Standard error of measurement (SEM) measures the amount of error in the scores. SEM is

the difference between the actual student scores and the scores that the student would get if the test

was 100% reliable. Higher SEM values indicate the increased variability in scores when the

students take the same test repeatedly. The average value of SEM for 3rd grade CBT is 3.37, and for

the PBT, it is 3.39. For a perfectly reliable test, the SEM value is zero. The lower the SEM value,

the more reliable the test is. For this 3rd-grade test, the SEM value is lower for CBT. These SEM

values are acceptable values.

11. Describe and interpret evidence related to item discriminations (e.g., corrected item-total

correlations), including how the item discrimination values compare to the recommended

range, noting in particular any items with negative or small-positive discriminations.

Item discrimination explains the relationship between the student’s performances on a

specific item vs. the total test performance. The scores for the item discrimination range from -1.00

to 1.00. The scores above 0.15 are acceptable. Negative scores represent low-ability students

perform better on that item than the high-ability students. Pearson investigates any items with the

item discrimination score lower than 0.15. If the score is extremely low or negative values are

subjected to be excluded from the test after the investigation. For the 3rd-grade math assessment, the

item discrimination values could not be found.
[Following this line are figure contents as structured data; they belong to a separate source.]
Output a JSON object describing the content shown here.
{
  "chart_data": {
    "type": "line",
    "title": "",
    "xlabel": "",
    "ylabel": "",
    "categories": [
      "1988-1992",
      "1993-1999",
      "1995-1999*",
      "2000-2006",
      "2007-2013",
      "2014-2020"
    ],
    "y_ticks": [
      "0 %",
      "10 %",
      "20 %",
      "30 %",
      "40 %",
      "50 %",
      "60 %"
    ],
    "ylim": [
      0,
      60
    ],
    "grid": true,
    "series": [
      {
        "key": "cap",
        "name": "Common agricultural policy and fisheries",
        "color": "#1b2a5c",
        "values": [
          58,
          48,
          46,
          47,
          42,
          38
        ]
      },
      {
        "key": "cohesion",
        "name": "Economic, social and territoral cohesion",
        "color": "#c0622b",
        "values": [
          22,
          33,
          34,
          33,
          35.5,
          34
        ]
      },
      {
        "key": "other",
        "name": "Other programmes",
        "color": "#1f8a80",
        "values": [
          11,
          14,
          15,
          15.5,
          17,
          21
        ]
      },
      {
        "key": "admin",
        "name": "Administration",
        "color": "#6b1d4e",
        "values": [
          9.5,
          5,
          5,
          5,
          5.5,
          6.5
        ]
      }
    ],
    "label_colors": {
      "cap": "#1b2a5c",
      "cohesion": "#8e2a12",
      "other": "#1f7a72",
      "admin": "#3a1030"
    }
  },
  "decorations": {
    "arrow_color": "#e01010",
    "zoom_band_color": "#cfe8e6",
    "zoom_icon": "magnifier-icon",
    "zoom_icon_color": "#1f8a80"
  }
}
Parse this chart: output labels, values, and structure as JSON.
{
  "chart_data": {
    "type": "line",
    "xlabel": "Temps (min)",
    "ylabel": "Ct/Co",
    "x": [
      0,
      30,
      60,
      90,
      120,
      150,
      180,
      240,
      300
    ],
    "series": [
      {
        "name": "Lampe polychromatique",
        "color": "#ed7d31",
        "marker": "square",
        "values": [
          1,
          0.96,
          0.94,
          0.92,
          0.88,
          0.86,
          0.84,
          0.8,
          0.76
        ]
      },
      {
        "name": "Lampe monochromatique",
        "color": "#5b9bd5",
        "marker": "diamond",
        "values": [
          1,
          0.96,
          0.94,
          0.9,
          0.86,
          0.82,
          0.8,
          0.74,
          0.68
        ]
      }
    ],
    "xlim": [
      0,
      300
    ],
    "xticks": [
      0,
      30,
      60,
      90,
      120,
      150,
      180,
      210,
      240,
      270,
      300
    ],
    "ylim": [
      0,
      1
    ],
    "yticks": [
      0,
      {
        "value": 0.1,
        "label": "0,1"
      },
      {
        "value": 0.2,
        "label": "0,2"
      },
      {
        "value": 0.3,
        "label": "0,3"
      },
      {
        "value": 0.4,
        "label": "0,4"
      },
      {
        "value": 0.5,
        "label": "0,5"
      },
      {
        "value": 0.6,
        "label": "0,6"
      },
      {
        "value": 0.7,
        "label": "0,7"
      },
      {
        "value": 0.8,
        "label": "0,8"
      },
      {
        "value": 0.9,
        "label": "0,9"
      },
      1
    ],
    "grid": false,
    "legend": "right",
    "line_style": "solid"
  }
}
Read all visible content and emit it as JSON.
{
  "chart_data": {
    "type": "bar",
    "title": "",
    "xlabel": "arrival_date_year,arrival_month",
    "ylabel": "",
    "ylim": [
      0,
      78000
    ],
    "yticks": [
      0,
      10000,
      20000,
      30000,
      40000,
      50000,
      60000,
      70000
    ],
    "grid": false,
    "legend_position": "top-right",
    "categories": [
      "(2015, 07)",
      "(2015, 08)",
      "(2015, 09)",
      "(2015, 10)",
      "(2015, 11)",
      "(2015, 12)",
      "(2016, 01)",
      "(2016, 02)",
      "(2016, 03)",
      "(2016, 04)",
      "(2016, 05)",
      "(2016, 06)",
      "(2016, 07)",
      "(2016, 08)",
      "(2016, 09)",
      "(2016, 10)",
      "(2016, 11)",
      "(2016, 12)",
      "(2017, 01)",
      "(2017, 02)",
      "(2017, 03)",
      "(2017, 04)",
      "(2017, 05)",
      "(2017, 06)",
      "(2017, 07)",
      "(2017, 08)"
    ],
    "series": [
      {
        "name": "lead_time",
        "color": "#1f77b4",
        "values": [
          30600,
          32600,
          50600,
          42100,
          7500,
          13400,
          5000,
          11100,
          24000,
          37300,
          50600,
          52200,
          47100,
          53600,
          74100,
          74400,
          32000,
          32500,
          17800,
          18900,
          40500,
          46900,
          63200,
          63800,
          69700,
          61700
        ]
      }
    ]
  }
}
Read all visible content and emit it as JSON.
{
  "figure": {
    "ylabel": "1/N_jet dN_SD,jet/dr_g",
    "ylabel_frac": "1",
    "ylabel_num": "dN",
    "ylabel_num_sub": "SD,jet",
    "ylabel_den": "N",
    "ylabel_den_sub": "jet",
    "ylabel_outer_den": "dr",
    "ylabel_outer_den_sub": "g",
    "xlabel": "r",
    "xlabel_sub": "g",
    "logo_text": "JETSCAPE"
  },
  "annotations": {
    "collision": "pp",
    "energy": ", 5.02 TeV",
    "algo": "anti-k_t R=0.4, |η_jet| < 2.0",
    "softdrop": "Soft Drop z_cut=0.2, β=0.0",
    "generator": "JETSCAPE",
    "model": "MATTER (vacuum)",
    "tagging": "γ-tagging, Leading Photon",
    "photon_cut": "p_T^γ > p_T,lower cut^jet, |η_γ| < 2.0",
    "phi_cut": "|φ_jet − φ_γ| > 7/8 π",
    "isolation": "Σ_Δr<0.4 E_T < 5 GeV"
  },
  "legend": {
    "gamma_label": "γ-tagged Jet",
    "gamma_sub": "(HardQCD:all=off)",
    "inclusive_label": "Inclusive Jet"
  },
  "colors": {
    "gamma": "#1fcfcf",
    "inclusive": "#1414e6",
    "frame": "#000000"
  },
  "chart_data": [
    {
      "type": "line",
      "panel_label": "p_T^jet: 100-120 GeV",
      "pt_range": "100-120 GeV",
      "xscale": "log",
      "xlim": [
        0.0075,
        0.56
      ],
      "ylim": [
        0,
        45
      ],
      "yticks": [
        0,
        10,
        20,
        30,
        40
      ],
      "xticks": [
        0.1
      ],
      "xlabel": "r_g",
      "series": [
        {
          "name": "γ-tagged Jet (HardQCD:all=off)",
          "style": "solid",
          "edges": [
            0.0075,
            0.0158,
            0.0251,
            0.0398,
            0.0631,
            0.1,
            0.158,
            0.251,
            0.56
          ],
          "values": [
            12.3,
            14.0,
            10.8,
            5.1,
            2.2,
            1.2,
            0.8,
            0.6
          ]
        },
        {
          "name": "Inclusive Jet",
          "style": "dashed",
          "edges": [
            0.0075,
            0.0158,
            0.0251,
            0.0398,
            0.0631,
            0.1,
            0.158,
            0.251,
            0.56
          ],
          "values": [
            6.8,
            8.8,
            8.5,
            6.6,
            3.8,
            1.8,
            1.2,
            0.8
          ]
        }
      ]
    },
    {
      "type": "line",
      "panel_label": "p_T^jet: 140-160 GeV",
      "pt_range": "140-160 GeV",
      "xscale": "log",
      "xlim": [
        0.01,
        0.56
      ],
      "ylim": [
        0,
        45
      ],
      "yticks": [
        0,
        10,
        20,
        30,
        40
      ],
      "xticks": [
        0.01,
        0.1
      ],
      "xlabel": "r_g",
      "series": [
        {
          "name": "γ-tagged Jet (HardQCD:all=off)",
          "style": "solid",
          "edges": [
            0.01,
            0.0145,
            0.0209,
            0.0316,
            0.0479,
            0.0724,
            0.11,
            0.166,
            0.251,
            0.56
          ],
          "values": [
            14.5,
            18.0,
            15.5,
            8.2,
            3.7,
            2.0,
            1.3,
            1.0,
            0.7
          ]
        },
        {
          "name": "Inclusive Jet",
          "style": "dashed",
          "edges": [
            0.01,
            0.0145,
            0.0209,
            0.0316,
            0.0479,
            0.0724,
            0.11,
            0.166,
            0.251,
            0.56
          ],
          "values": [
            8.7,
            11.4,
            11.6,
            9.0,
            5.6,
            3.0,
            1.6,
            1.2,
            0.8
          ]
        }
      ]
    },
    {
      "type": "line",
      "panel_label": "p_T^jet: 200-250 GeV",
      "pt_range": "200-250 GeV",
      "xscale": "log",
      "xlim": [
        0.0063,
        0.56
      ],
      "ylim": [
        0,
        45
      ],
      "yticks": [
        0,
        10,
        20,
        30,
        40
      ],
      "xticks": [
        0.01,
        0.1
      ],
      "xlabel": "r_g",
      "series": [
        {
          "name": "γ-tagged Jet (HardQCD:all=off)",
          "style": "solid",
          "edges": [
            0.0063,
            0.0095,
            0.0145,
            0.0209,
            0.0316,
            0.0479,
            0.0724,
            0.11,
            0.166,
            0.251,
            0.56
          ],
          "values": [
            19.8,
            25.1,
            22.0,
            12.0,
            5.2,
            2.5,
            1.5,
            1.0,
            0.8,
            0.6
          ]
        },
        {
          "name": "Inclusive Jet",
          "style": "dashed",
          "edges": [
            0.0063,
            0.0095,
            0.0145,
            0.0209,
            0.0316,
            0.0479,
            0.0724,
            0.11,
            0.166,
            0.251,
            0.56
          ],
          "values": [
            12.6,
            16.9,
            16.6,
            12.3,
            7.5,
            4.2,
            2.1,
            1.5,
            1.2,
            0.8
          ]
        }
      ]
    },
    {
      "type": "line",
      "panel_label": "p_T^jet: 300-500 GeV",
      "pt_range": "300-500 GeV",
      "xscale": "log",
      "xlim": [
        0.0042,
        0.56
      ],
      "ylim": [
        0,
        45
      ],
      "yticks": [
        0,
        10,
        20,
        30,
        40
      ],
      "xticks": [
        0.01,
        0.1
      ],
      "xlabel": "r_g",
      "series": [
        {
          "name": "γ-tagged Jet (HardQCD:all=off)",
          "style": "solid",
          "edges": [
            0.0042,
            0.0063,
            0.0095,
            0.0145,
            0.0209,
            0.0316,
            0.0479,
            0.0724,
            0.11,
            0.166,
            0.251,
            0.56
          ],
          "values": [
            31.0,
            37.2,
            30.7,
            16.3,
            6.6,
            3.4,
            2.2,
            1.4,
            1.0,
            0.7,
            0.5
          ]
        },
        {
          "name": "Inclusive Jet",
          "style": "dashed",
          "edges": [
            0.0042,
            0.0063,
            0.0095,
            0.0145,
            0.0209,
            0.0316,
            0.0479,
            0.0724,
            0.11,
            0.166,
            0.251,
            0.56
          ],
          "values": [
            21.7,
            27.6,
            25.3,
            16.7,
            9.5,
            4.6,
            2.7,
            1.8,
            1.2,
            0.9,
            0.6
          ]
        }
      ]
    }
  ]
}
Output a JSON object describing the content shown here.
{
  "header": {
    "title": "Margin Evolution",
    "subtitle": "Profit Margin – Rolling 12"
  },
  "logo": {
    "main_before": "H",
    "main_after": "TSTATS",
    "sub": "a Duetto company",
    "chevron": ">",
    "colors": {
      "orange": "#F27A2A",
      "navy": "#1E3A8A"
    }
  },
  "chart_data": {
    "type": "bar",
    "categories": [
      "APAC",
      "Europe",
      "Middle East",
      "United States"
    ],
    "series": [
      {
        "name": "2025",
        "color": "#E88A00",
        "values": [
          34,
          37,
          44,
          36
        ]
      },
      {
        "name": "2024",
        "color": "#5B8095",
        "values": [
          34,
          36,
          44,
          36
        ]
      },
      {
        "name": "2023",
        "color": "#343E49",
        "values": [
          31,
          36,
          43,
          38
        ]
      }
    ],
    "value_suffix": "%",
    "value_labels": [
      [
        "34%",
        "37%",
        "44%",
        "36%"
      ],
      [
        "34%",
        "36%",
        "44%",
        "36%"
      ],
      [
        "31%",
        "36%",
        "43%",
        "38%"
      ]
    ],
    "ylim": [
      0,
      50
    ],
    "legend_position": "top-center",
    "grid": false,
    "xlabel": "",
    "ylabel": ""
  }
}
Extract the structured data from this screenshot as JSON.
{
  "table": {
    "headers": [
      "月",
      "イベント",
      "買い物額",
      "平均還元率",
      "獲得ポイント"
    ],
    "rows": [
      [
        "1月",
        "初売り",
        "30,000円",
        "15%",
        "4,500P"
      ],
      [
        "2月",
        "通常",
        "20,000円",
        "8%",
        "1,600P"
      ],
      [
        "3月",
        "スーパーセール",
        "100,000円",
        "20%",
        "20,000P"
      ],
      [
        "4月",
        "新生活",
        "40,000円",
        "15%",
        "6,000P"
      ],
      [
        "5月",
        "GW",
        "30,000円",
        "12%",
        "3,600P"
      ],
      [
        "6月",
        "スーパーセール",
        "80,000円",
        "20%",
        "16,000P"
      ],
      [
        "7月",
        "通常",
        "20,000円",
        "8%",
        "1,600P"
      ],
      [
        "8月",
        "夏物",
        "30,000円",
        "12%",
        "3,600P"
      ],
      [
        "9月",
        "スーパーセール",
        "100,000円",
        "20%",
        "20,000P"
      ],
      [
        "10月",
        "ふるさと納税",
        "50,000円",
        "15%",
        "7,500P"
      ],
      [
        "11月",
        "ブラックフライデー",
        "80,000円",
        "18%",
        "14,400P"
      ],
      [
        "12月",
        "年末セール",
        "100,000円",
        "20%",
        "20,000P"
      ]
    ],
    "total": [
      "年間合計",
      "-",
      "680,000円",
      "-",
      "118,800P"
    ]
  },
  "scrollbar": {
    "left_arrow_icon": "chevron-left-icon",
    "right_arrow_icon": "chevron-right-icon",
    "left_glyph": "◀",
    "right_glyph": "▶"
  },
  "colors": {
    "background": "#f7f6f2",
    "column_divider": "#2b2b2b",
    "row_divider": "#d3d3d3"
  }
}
12. Evaluate the degree to which the overall body of reliability evidence is sufficient to support

test use, noting in particular any outstanding and unaddressed threats to reliability.
20

For the 3rd grade PARCC math spring 2018 assessment, no issues were observed that might

risk the reliability of the test. The average reliability coefficient scores for the test are high. The

score for the 3rd grade math CBT is 0.94 which indicates high reliability for the test.

Part 3: Test Validity

13. Describe the procedures used to investigate test validity (e.g., factor analysis, expert reviews,

think-alouds), and the specific forms of validity evidence gathered (e.g., based on test content,

based on relations with external variables, based on internal structure, based on response

processes, and based on the consequences of testing).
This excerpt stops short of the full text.